Las Vegas Sun

April 26, 2024

Petitioners seek increase in Nevada’s minimum wage

The flurry of initiative action continued Monday and today.

Today is the deadline for filing petitions to get initiatives on the November ballot.

One petition calling for a 20 percent reduction in auto insurance rates and another that would scrap the medical malpractice award limit will be filed today with county clerks, Gail Tuzzolo, a spokeswoman for People for a Better Nevada, said.

Her group has more than 75,000 signatures of Nevada voters on its petition, Tuzzolo said. She said the initiative petition regarding medical malpractice has 72,000 signatures. Each must have 51,337 signatures of registered voters and they must include 10 percent of the voters in 13 of the 17 counties.

The signatures on the petitions must be verified by the county clerks, but Tuzzolo said her group already has verified that those who signed are registered voters.

To qualify as amendments to the Nevada Constitution, the intiatives would have to be approved by voters in the 2004 election and again in 2006.

One of Tuzzolo's group's petitions calls for insurance companies to reduce auto insurance rates by 20 percent before Dec. 1, 2007. The second petition would scrap the $350,000 punitive damage limit on medical malpractice cases that was imposed by a special session of the Legislature.
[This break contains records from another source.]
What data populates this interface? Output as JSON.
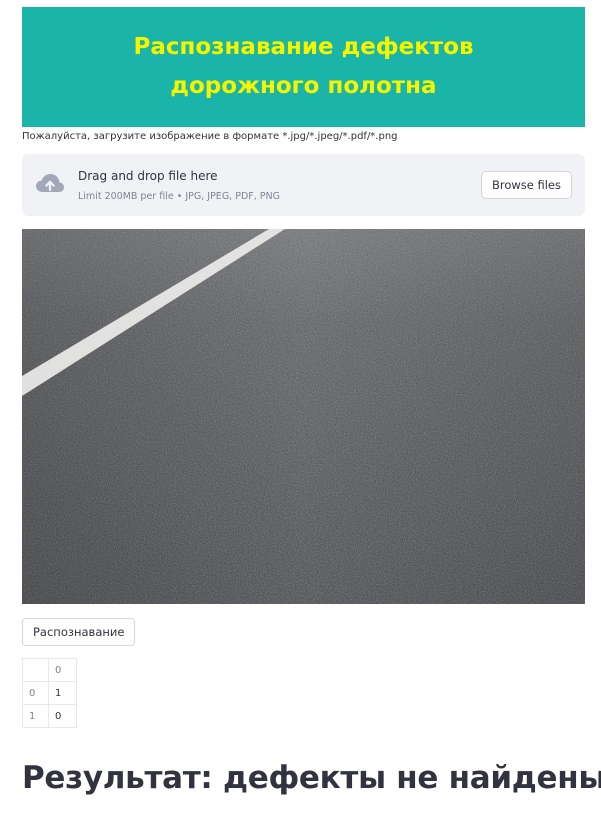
{
  "banner": {
    "title": "Распознавание дефектов дорожного полотна",
    "background_color": "#1ab5a8",
    "text_color": "#f5f500"
  },
  "upload": {
    "hint": "Пожалуйста, загрузите изображение в формате *.jpg/*.jpeg/*.pdf/*.png",
    "dropzone_title": "Drag and drop file here",
    "dropzone_limit": "Limit 200MB per file • JPG, JPEG, PDF, PNG",
    "browse_label": "Browse files",
    "icon": "cloud-upload-icon"
  },
  "image": {
    "subject": "asphalt road surface with white lane marking"
  },
  "recognize_button": "Распознавание",
  "dataframe": {
    "columns": [
      "0"
    ],
    "rows": [
      {
        "index": "0",
        "values": [
          "1"
        ]
      },
      {
        "index": "1",
        "values": [
          "0"
        ]
      }
    ]
  },
  "result": "Результат: дефекты не найдены!"
}
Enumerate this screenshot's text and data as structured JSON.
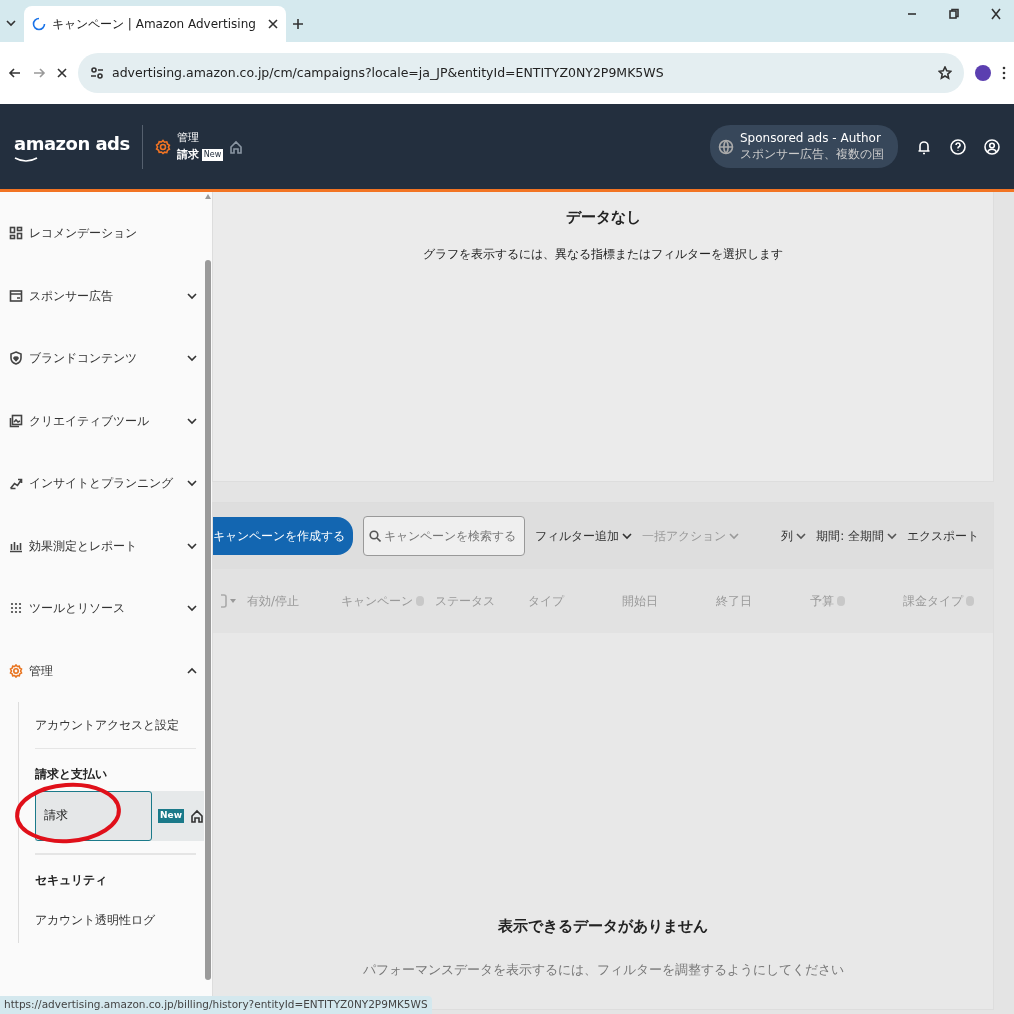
{
  "browser": {
    "tab_title": "キャンペーン | Amazon Advertising",
    "address": "advertising.amazon.co.jp/cm/campaigns?locale=ja_JP&entityId=ENTITYZ0NY2P9MK5WS"
  },
  "header": {
    "logo": "amazon ads",
    "breadcrumb": [
      "管理",
      "請求"
    ],
    "badge": "New",
    "account": {
      "title": "Sponsored ads - Author",
      "subtitle": "スポンサー広告、複数の国"
    }
  },
  "sidebar": {
    "items": [
      {
        "kind": "item",
        "label": "レコメンデーション"
      },
      {
        "kind": "item",
        "label": "スポンサー広告",
        "expanded": false
      },
      {
        "kind": "item",
        "label": "ブランドコンテンツ",
        "expanded": false
      },
      {
        "kind": "item",
        "label": "クリエイティブツール",
        "expanded": false
      },
      {
        "kind": "item",
        "label": "インサイトとプランニング",
        "expanded": false
      },
      {
        "kind": "item",
        "label": "効果測定とレポート",
        "expanded": false
      },
      {
        "kind": "item",
        "label": "ツールとリソース",
        "expanded": false
      },
      {
        "kind": "item",
        "label": "管理",
        "expanded": true,
        "children": [
          {
            "kind": "link",
            "label": "アカウントアクセスと設定",
            "selected": false
          },
          {
            "kind": "heading",
            "label": "請求と支払い"
          },
          {
            "kind": "link",
            "label": "請求",
            "selected": true,
            "badge": "New"
          },
          {
            "kind": "heading",
            "label": "セキュリティ"
          },
          {
            "kind": "link",
            "label": "アカウント透明性ログ",
            "selected": false
          }
        ]
      }
    ]
  },
  "chart_panel": {
    "title": "データなし",
    "message": "グラフを表示するには、異なる指標またはフィルターを選択します"
  },
  "toolbar": {
    "create_button": "キャンペーンを作成する",
    "search": {
      "placeholder": "キャンペーンを検索する"
    },
    "left_menus": [
      {
        "label": "フィルター追加",
        "disabled": false
      },
      {
        "label": "一括アクション",
        "disabled": true
      }
    ],
    "right_menus": [
      {
        "label": "列"
      },
      {
        "label": "期間: 全期間"
      }
    ],
    "export": "エクスポート"
  },
  "table": {
    "select_all_checked": false,
    "columns": [
      {
        "label": "有効/停止",
        "info": false
      },
      {
        "label": "キャンペーン",
        "info": true
      },
      {
        "label": "ステータス",
        "info": false
      },
      {
        "label": "タイプ",
        "info": false
      },
      {
        "label": "開始日",
        "info": false
      },
      {
        "label": "終了日",
        "info": false
      },
      {
        "label": "予算",
        "info": true
      },
      {
        "label": "課金タイプ",
        "info": true
      }
    ],
    "empty_title": "表示できるデータがありません",
    "empty_message": "パフォーマンスデータを表示するには、フィルターを調整するようにしてください"
  },
  "status_bar": "https://advertising.amazon.co.jp/billing/history?entityId=ENTITYZ0NY2P9MK5WS"
}
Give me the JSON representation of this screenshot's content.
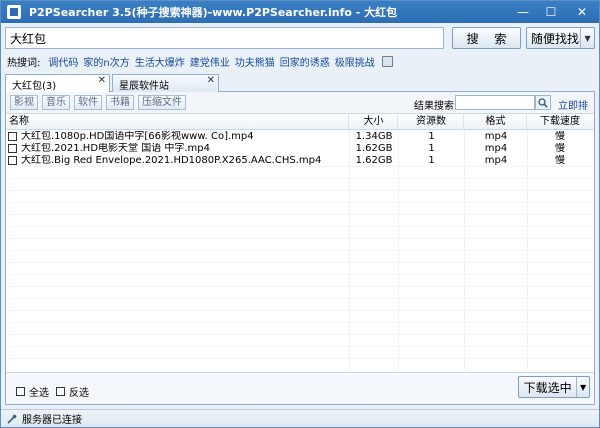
{
  "window": {
    "title": "P2PSearcher 3.5(种子搜索神器)-www.P2PSearcher.info - 大红包",
    "minimize": "—",
    "maximize": "☐",
    "close": "✕"
  },
  "search": {
    "value": "大红包",
    "button": "搜 索",
    "random_button": "随便找找"
  },
  "hot": {
    "label": "热搜词:",
    "items": [
      "调代码",
      "家的n次方",
      "生活大爆炸",
      "建党伟业",
      "功夫熊猫",
      "回家的诱惑",
      "极限挑战"
    ]
  },
  "tabs": [
    {
      "label": "大红包(3)",
      "active": true
    },
    {
      "label": "星辰软件站",
      "active": false
    }
  ],
  "filters": [
    "影视",
    "音乐",
    "软件",
    "书籍",
    "压缩文件"
  ],
  "result_search_label": "结果搜索:",
  "sort_link": "立即排序",
  "columns": {
    "name": "名称",
    "size": "大小",
    "sources": "资源数",
    "format": "格式",
    "speed": "下载速度"
  },
  "rows": [
    {
      "name": "大红包.1080p.HD国语中字[66影视www.      Co].mp4",
      "size": "1.34GB",
      "sources": "1",
      "format": "mp4",
      "speed": "慢"
    },
    {
      "name": "大红包.2021.HD电影天堂 国语 中字.mp4",
      "size": "1.62GB",
      "sources": "1",
      "format": "mp4",
      "speed": "慢"
    },
    {
      "name": "大红包.Big Red Envelope.2021.HD1080P.X265.AAC.CHS.mp4",
      "size": "1.62GB",
      "sources": "1",
      "format": "mp4",
      "speed": "慢"
    }
  ],
  "bottom": {
    "select_all": "全选",
    "invert": "反选",
    "download": "下载选中"
  },
  "status": {
    "text": "服务器已连接"
  },
  "colors": {
    "title_bar": "#2d6db3",
    "link": "#14479a"
  }
}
It would also penalize lawyers to bring or defend frivolous lawsuits.

An initiative to regulate marijuana so that adults could legally possess up to one ounce, and an initiative to institute a cap on property taxes similar to the Proposition 13 measure California voters passed in 1978 are still out.

Meanwhile the activity on other initiative efforts continued Monday as Democrats and union activists held a rally to promote a new petition aimed to raise the minimum wage to $6.15 an hour.

No full-time worker should struggle to make ends meet in Nevada's thriving economy, the crowd at the rally said.

Yet a full-time minimum wage worker earns less than $11,000 a year.

A $1-an-hour increase would net the average worker an additional $2,000 a year.

About 100 people gathered in support of a constitutional amendment, which would require Nevada's minimum wage to be changed so that it is always $1-an-hour over the federal minimum wage. It also would go up when the cost of living increases.

"It's going to have a positive effect on our economy because minimum wage earners spend their money, and they spend it where they live," said Danny Thompson, executive secretary-treasurer of the Nevada AFL-CIO.

Supporters said they turned in about 80,000 signatures, more than the roughly 50,000 they would need to qualify for the 2004 ballot. If they have enough valid signatures and the measure passes, voters would have to approve it again in 2006 for it to go into effect in 2007.

Yet the proposal already has sparked complaints from the Las Vegas Chamber of Commerce and other pro-business advocates who say the minimum wage increase eventually would force companies to cut jobs and drive up costs of goods and services that everyone, including minimum wage earners, must buy.

The national minimum wage has been $5.15-an-hour since 1997, though a new bill proposed now by Sen. Edward Kennedy, D-Mass., would raise the federal minimum wage to $7 an hour.

The Nevada proposal also would allow up to a 3 percent minimum wage increase each year based on the Consumer Price Index.

"The petition specifically ties the minimum wage rate to cost of living increases, which makes it difficult for businesses to do any sort of financial planning," said Catherine Levy, a spokeswoman for the Las Vegas Chamber. "You never know what those cost of living increases will be."

Sen. Sandra Tiffany, R-Henderson, called the initiative "a pro-union, pro-labor initiative petition."

"It will hurt small business owners," said Tiffany, who owns a small business that buys and sells items on eBay. "You have mandates forced on us to either make us close down our doors or hire less people, and that's why I'm always very, very concerned on forced labor mandates."

And Keith Schwer, director of The Center for Business and Economic Research at the University of Nevada, Las Vegas, said more inexperienced workers will suffer.

"Anybody that's relatively new coming into the workforce would be at a disadvantage," he said. "The supply of labor is greater than the demand."

Supporters said Monday that six out of 10 minimum wage earners are female, and more than 25 percent are single mothers.

An estimated 101,000 workers in Nevada make less than $6.15 an hour, and an estimated 51,000 workers make the minimum wage of $5.15 an hour, Thompson said.

"The key to all of this is people need to make a decent living," said Democratic Congressional candidate Tom Gallagher, a former casino executive who said he supports the initiative.

The minimum wage increase would help more than just the bottom of the pay scale, said Antonio Villaraigosa, a Los Angeles City Councilman and a former Speaker of the California Assembly who was at the rally Monday.

"It's setting the (higher) floor that pushes everyone up," he said.

Villaraigosa was there on behalf of presumptive Democratic presidential nominee John Kerry. Villaraigosa said Kerry supports the proposed minimum wage increase in Nevada.

Some states already have higher-than-federal minimum wages. Alaska's for example, is $7.15 an hour, Oregon's is $7.05, and Washington's is $7.16.